Today I sold a January, 2007 call option on Oracle at a strike price of $20. The premium was 70¢ a share. Yesterday (when I placed the limit order for the option) Oracle closed at $19.48. After commisions and fees, I recorded 2.83% income on the transaction. On an annualized basis, that's 19.18%. If the option is assigned, I'll earn 4.47%, which is at least 24.53% annualized. For me, this is a win-win.
According to this calculator, the option was worth 62¢. I don't know if that's acurate or not, but it doesn't really matter to me. Option pricing models, such as the Black-Scholes model and the binomial options model, are interesting in the acedemic sense, but relying on them for actual options trading seems speculative. The problem with generic models is that they include volatility among their inputs. But the odds of a stock reaching a certain price are also influenced by the company's intrisic value and the probability of positive or negative news, which cannot be included in a generic model.

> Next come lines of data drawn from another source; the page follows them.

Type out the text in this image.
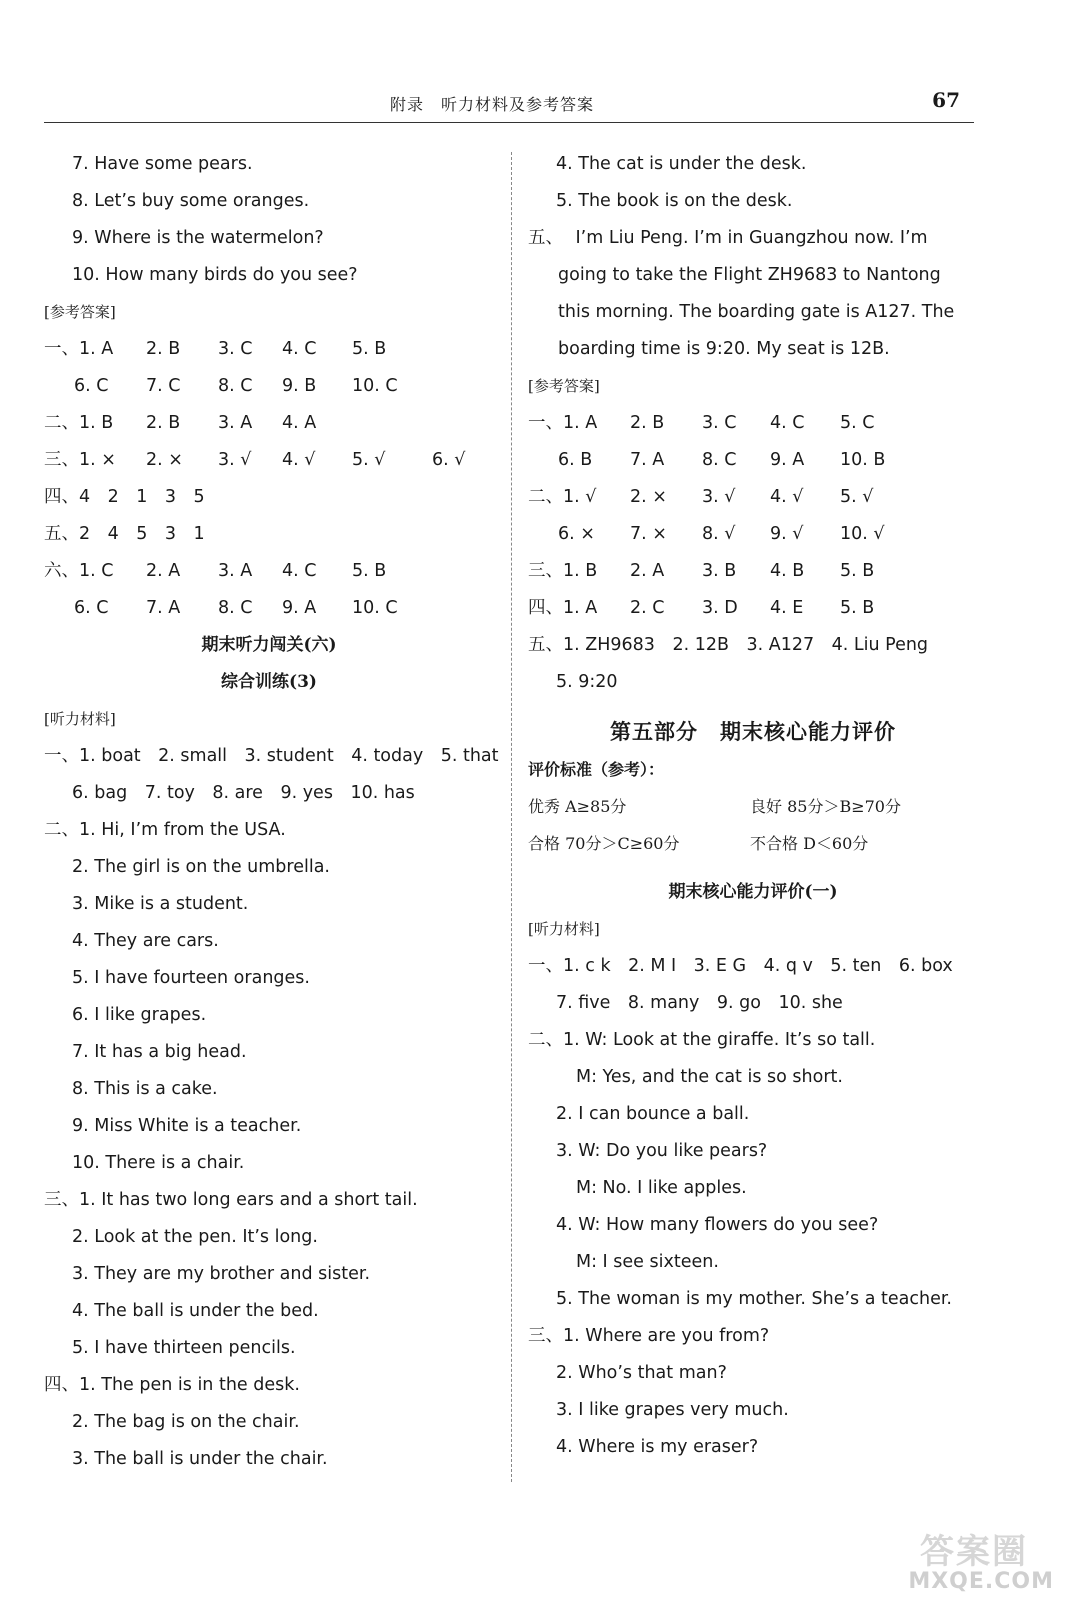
附录　听力材料及参考答案	67
7. Have some pears.
8. Let’s buy some oranges.
9. Where is the watermelon?
10. How many birds do you see?
[参考答案]
一、1. A 2. B 3. C 4. C 5. B
6. C 7. C 8. C 9. B 10. C
二、1. B 2. B 3. A 4. A
三、1. × 2. × 3. √ 4. √ 5. √	6. √
四、4　2　1　3　5
五、2　4　5　3　1
六、1. C 2. A 3. A 4. C 5. B
6. C 7. A 8. C 9. A 10. C
期末听力闯关(六)
综合训练(3)
[听力材料]
一、1. boat　2. small　3. student　4. today　5. that
6. bag　7. toy　8. are　9. yes　10. has
二、1. Hi, I’m from the USA.
2. The girl is on the umbrella.
3. Mike is a student.
4. They are cars.
5. I have fourteen oranges.
6. I like grapes.
7. It has a big head.
8. This is a cake.
9. Miss White is a teacher.
10. There is a chair.
三、1. It has two long ears and a short tail.
2. Look at the pen. It’s long.
3. They are my brother and sister.
4. The ball is under the bed.
5. I have thirteen pencils.
四、1. The pen is in the desk.
2. The bag is on the chair.
3. The ball is under the chair.
4. The cat is under the desk.
5. The book is on the desk.
五、
　I’m Liu Peng. I’m in Guangzhou now. I’m
going to take the Flight ZH9683 to Nantong
this morning. The boarding gate is A127. The
boarding time is 9:20. My seat is 12B.
[参考答案]
一、1. A 2. B 3. C 4. C 5. C
6. B 7. A 8. C 9. A 10. B
二、1. √ 2. × 3. √ 4. √ 5. √
6. × 7. × 8. √ 9. √ 10. √
三、1. B 2. A 3. B 4. B 5. B
四、1. A 2. C 3. D 4. E 5. B
五、1. ZH9683　2. 12B　3. A127　4. Liu Peng
5. 9:20
第五部分　期末核心能力评价
评价标准（参考）：
优秀 A≥85分	良好 85分＞B≥70分
合格 70分＞C≥60分	不合格 D＜60分
期末核心能力评价(一)
[听力材料]
一、1. c k　2. M I　3. E G　4. q v　5. ten　6. box
7. five　8. many　9. go　10. she
二、1. W: Look at the giraffe. It’s so tall.
M: Yes, and the cat is so short.
2. I can bounce a ball.
3. W: Do you like pears?
M: No. I like apples.
4. W: How many flowers do you see?
M: I see sixteen.
5. The woman is my mother. She’s a teacher.
三、1. Where are you from?
2. Who’s that man?
3. I like grapes very much.
4. Where is my eraser?
答案圈
MXQE.COM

Writing a call option amounts to a soft sell of Oracle. I think $20 is a reasonable (though maybe low) selling price, but I'm not ready to put in a limit order. I also don't see any reason for the price to jump much higher in the next two months. Oracle Openworld, when Larry Ellison announced the company's Unbreakable Linux initiative, happened in October. There aren't many big aquisition targets on the horizon. I doubt the second quarter earnings release will be significantly better than expectations. In fact, given the persistent inverted yield curve, I suspect stocks in general will be flat at best.